Trata-se de um ritual noturno: um banho quente, a luz amarela da luminária acesa sobre a cabeceira, as cortinas fechadas. Coloco o smartphone no carregador e deslizo a tela para pensar em você. Abro o Spotify. Eu queria músicas calmas para me ajudar a dormir, depois de algumas semanas escutando Alles Club, você me falou de Sigur Rós.
Escolho o lançamento mais recente, já que sua indicação de álbum foi “qualquer um”. Não entendo uma palavra do islandês, mas cada letra é como um mantra que leva ao transe de um sonho consciente.

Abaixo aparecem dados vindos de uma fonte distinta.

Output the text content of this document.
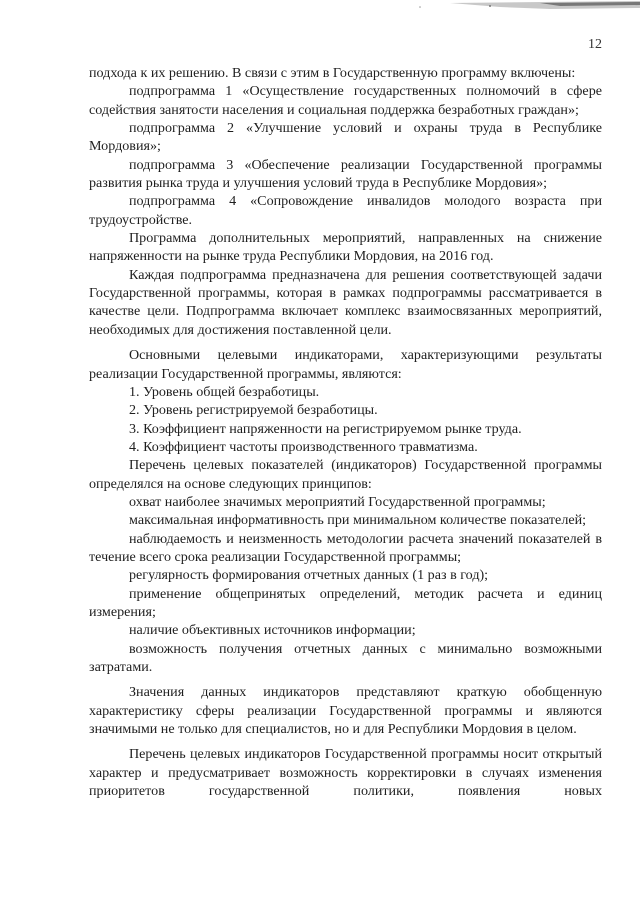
12

подхода к их решению. В связи с этим в Государственную программу включены:

подпрограмма 1 «Осуществление государственных полномочий в сфере содействия занятости населения и социальная поддержка безработных граждан»;

подпрограмма 2 «Улучшение условий и охраны труда в Республике Мордовия»;

подпрограмма 3 «Обеспечение реализации Государственной программы развития рынка труда и улучшения условий труда в Республике Мордовия»;

подпрограмма 4 «Сопровождение инвалидов молодого возраста при трудоустройстве.

Программа дополнительных мероприятий, направленных на снижение напряженности на рынке труда Республики Мордовия, на 2016 год.

Каждая подпрограмма предназначена для решения соответствующей задачи Государственной программы, которая в рамках подпрограммы рассматривается в качестве цели. Подпрограмма включает комплекс взаимосвязанных мероприятий, необходимых для достижения поставленной цели.

Основными целевыми индикаторами, характеризующими результаты реализации Государственной программы, являются:

1. Уровень общей безработицы.

2. Уровень регистрируемой безработицы.

3. Коэффициент напряженности на регистрируемом рынке труда.

4. Коэффициент частоты производственного травматизма.

Перечень целевых показателей (индикаторов) Государственной программы определялся на основе следующих принципов:

охват наиболее значимых мероприятий Государственной программы;

максимальная информативность при минимальном количестве показателей;

наблюдаемость и неизменность методологии расчета значений показателей в течение всего срока реализации Государственной программы;

регулярность формирования отчетных данных (1 раз в год);

применение общепринятых определений, методик расчета и единиц измерения;

наличие объективных источников информации;

возможность получения отчетных данных с минимально возможными затратами.

Значения данных индикаторов представляют краткую обобщенную характеристику сферы реализации Государственной программы и являются значимыми не только для специалистов, но и для Республики Мордовия в целом.

Перечень целевых индикаторов Государственной программы носит открытый характер и предусматривает возможность корректировки в случаях изменения приоритетов государственной политики, появления новых
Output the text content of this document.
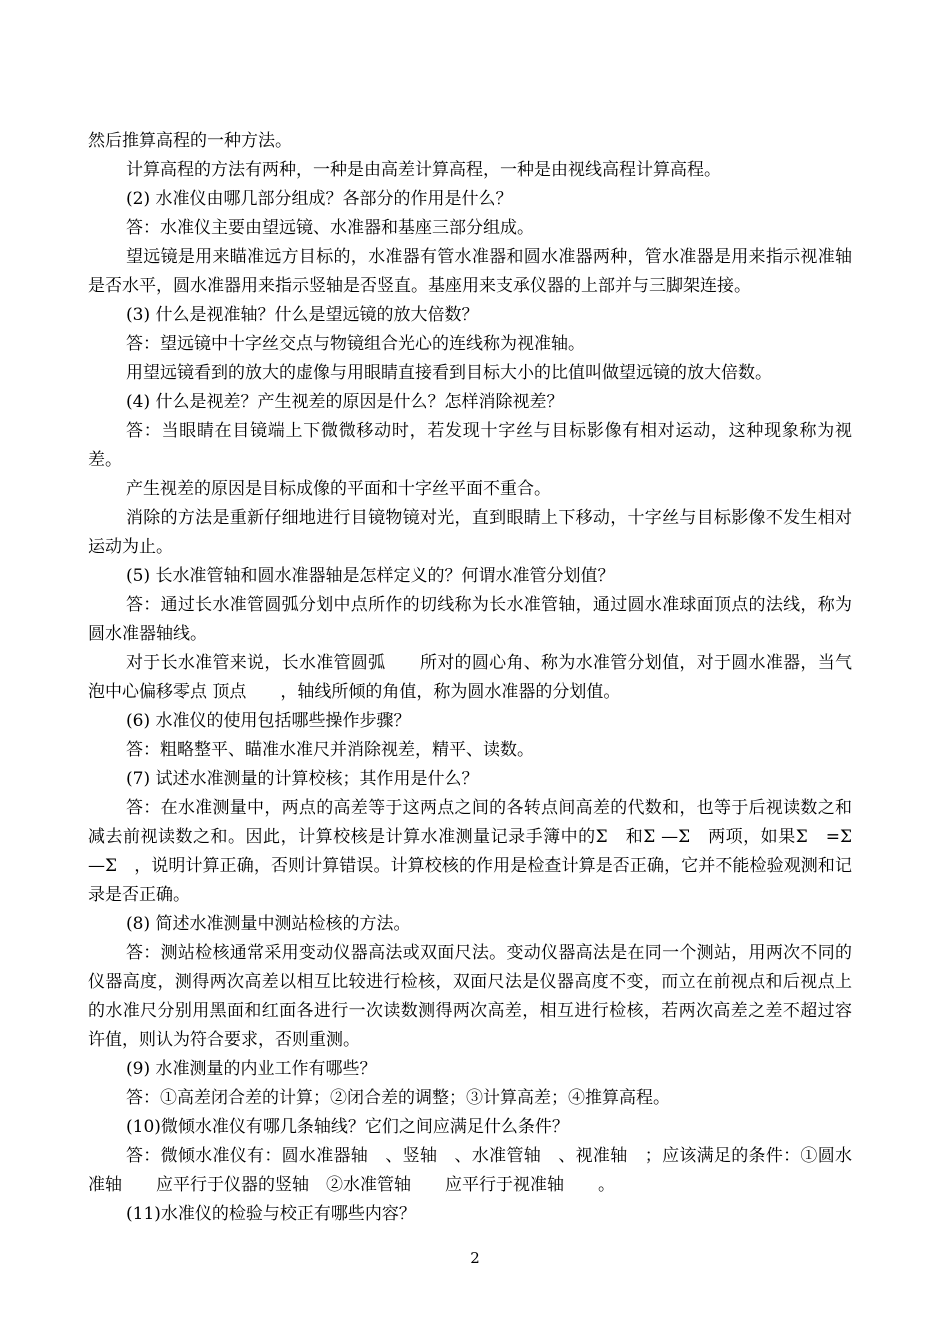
然后推算高程的一种方法。

计算高程的方法有两种，一种是由高差计算高程，一种是由视线高程计算高程。

(2) 水准仪由哪几部分组成？各部分的作用是什么？

答：水准仪主要由望远镜、水准器和基座三部分组成。

望远镜是用来瞄准远方目标的，水准器有管水准器和圆水准器两种，管水准器是用来指示视准轴是否水平，圆水准器用来指示竖轴是否竖直。基座用来支承仪器的上部并与三脚架连接。

(3) 什么是视准轴？什么是望远镜的放大倍数？

答：望远镜中十字丝交点与物镜组合光心的连线称为视准轴。

用望远镜看到的放大的虚像与用眼睛直接看到目标大小的比值叫做望远镜的放大倍数。

(4) 什么是视差？产生视差的原因是什么？怎样消除视差？

答：当眼睛在目镜端上下微微移动时，若发现十字丝与目标影像有相对运动，这种现象称为视差。

产生视差的原因是目标成像的平面和十字丝平面不重合。

消除的方法是重新仔细地进行目镜物镜对光，直到眼睛上下移动，十字丝与目标影像不发生相对运动为止。

(5) 长水准管轴和圆水准器轴是怎样定义的？何谓水准管分划值？

答：通过长水准管圆弧分划中点所作的切线称为长水准管轴，通过圆水准球面顶点的法线，称为圆水准器轴线。

对于长水准管来说，长水准管圆弧　　所对的圆心角、称为水准管分划值，对于圆水准器，当气泡中心偏移零点 顶点　　，轴线所倾的角值，称为圆水准器的分划值。

(6) 水准仪的使用包括哪些操作步骤？

答：粗略整平、瞄准水准尺并消除视差，精平、读数。

(7) 试述水准测量的计算校核；其作用是什么？

答：在水准测量中，两点的高差等于这两点之间的各转点间高差的代数和，也等于后视读数之和减去前视读数之和。因此，计算校核是计算水准测量记录手簿中的Σ　和Σ —Σ　两项，如果Σ　=Σ —Σ　，说明计算正确，否则计算错误。计算校核的作用是检查计算是否正确，它并不能检验观测和记录是否正确。

(8) 简述水准测量中测站检核的方法。

答：测站检核通常采用变动仪器高法或双面尺法。变动仪器高法是在同一个测站，用两次不同的仪器高度，测得两次高差以相互比较进行检核，双面尺法是仪器高度不变，而立在前视点和后视点上的水准尺分别用黑面和红面各进行一次读数测得两次高差，相互进行检核，若两次高差之差不超过容许值，则认为符合要求，否则重测。

(9) 水准测量的内业工作有哪些？

答：①高差闭合差的计算；②闭合差的调整；③计算高差；④推算高程。

(10)微倾水准仪有哪几条轴线？它们之间应满足什么条件？

答：微倾水准仪有：圆水准器轴　、竖轴　、水准管轴　、视准轴　；应该满足的条件：①圆水准轴　　应平行于仪器的竖轴　②水准管轴　　应平行于视准轴　　。

(11)水准仪的检验与校正有哪些内容？

2
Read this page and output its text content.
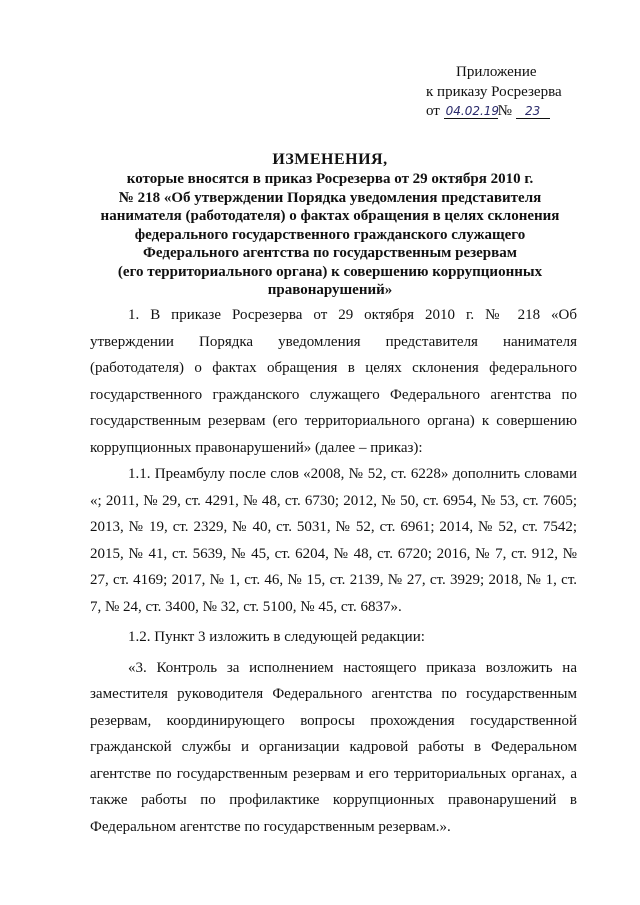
Приложение
к приказу Росрезерва
от 04.02.19№ 23
ИЗМЕНЕНИЯ,
которые вносятся в приказ Росрезерва от 29 октября 2010 г.
№ 218 «Об утверждении Порядка уведомления представителя
нанимателя (работодателя) о фактах обращения в целях склонения
федерального государственного гражданского служащего
Федерального агентства по государственным резервам
(его территориального органа) к совершению коррупционных
правонарушений»

1. В приказе Росрезерва от 29 октября 2010 г. № 218 «Об утверждении Порядка уведомления представителя нанимателя (работодателя) о фактах обращения в целях склонения федерального государственного гражданского служащего Федерального агентства по государственным резервам (его территориального органа) к совершению коррупционных правонарушений» (далее – приказ):

1.1. Преамбулу после слов «2008, № 52, ст. 6228» дополнить словами «; 2011, № 29, ст. 4291, № 48, ст. 6730; 2012, № 50, ст. 6954, № 53, ст. 7605; 2013, № 19, ст. 2329, № 40, ст. 5031, № 52, ст. 6961; 2014, № 52, ст. 7542; 2015, № 41, ст. 5639, № 45, ст. 6204, № 48, ст. 6720; 2016, № 7, ст. 912, № 27, ст. 4169; 2017, № 1, ст. 46, № 15, ст. 2139, № 27, ст. 3929; 2018, № 1, ст. 7, № 24, ст. 3400, № 32, ст. 5100, № 45, ст. 6837».

1.2. Пункт 3 изложить в следующей редакции:

«3. Контроль за исполнением настоящего приказа возложить на заместителя руководителя Федерального агентства по государственным резервам, координирующего вопросы прохождения государственной гражданской службы и организации кадровой работы в Федеральном агентстве по государственным резервам и его территориальных органах, а также работы по профилактике коррупционных правонарушений в Федеральном агентстве по государственным резервам.».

O disco é ÁTTA, e, no timer, seleciono uma hora, o tempo em que espero que as faixas terminem e eu caia no sono.
O som triste e etéreo me faz prestar atenção, e a música me conecta a lembranças de você. A segunda faixa, Blóðberg, que diz coisas terríveis de uma forma linda, de acordo com o tradutor, não me remete à tristeza – ao contrário, me provoca um instinto doce, selvagemente delicado, levando minha mente por um cenário que não poderia ser mais familiar e íntimo: meu quarto.
Durmo de bruços, com o braço direito sob o travesseiro. Hoje, no cômodo, tudo é branco, como no cotidiano quase sempre é, dos móveis à roupa de cama. A gata de pelos longos, também branca, com suas manchas pelas costas, agora decide dormir na sala, numa trégua às madrugadas em que me faz insone com seus miados e exigências.
Acordo e me viro para o lado, e abro um sorriso ao ver que você ainda está aqui. Tenho vontade de acariciar o seu rosto, onde os pontos da barba grisalha começam a aparecer. Você abre os olhos e me encara. Sabe que o único tecido que separa minha pele da sua é o lençol emaranhado na minha cintura.
Me aproximo para beijar os seus lábios, passo a mão pelo seu tórax e me aconchego ao seu lado, com meu seio roçando em seu braço e apoiando minha coxa na sua. Você me diz, de um jeito bem particular, que eu te desperto. Respondo à provocação das suas palavras pedindo para sentir o seu corpo no meu.
Seu movimento é rápido, com um braço você me vira e no instante seguinte se aninha entre as minhas pernas. Não resisto a nada: estou presa sob o seu torso, sentindo o peso sobre o meu peito. Passo a mão pelos seus cabelos lisos, seguro a sua nuca enquanto você me encara. O verde dos seus olhos me diz o que vem a seguir.
Seu sorriso de lado, suas mãos nos meus braços, o encharque entre as minhas coxas. A faixa mudou, a melodia segue triste, mas aqui tudo é excitante e vivo. Você desliza, suave, entra em mim e o tempo para, assim como a minha respiração. Nossos quadris se mexem sincronizados, enquanto a música parece ganhar forma pelo ar, como se fazer amor fosse uma dança em que eu e você conhecemos naturalmente os passos um do outro, sem ensaio, e as notas giram ao nosso redor compondo uma obra de arte única.
Somos duas peças que se encaixam organicamente, uma cena com a trilha sonora perfeita, e cada frame poderia definir uma imagem paradisíaca, romântica, erótica ou divina.
Você acelera, meu coração dispara. Aumenta a força dos movimentos enquanto mantém a cadência do seu quadril contra o meu, ao que eu devolvo aumentando o volume dos gemidos no seu ouvido. A fricção dos nossos corpos, os pelos do seu peito contra meus mamilos, as minhas costelas elevadas enquanto você me abraça pela cintura e se enterra mais em mim.
Me perco na música, no seu cheiro, no seu olhar que atravessa o meu declarando o mais puro dos desejos. Me delicio no toque dos meus dedos pelo seu corpo, descendo suas costas quentes, me levo pelo som da sua respiração.
Fico perto de estar inconsciente quando uma corrente brota no meu diafragma e dispara ventre abaixo. O suor escorre por trás dos meus joelhos, e uma explosão solar faz nascer novos mundos junto aos espasmos que se criam sob o abdome.
Você me preenche de tudo, meu coração se enche de amor. Meus olhos se enchem de lágrimas. O ar se enche do aroma que surge da nossa fusão. Minha alma se enche de você.
O sono vem, você se vai, a música acaba. Durmo vencida pela vontade e pelo cansaço. Espero a próxima noite, a hora mais escura, o calor do chuveiro sobre os meus ombros, Sigur Rós no play novamente, desejando que um dia você de fato chegue e a gente encene esse filme pra sempre.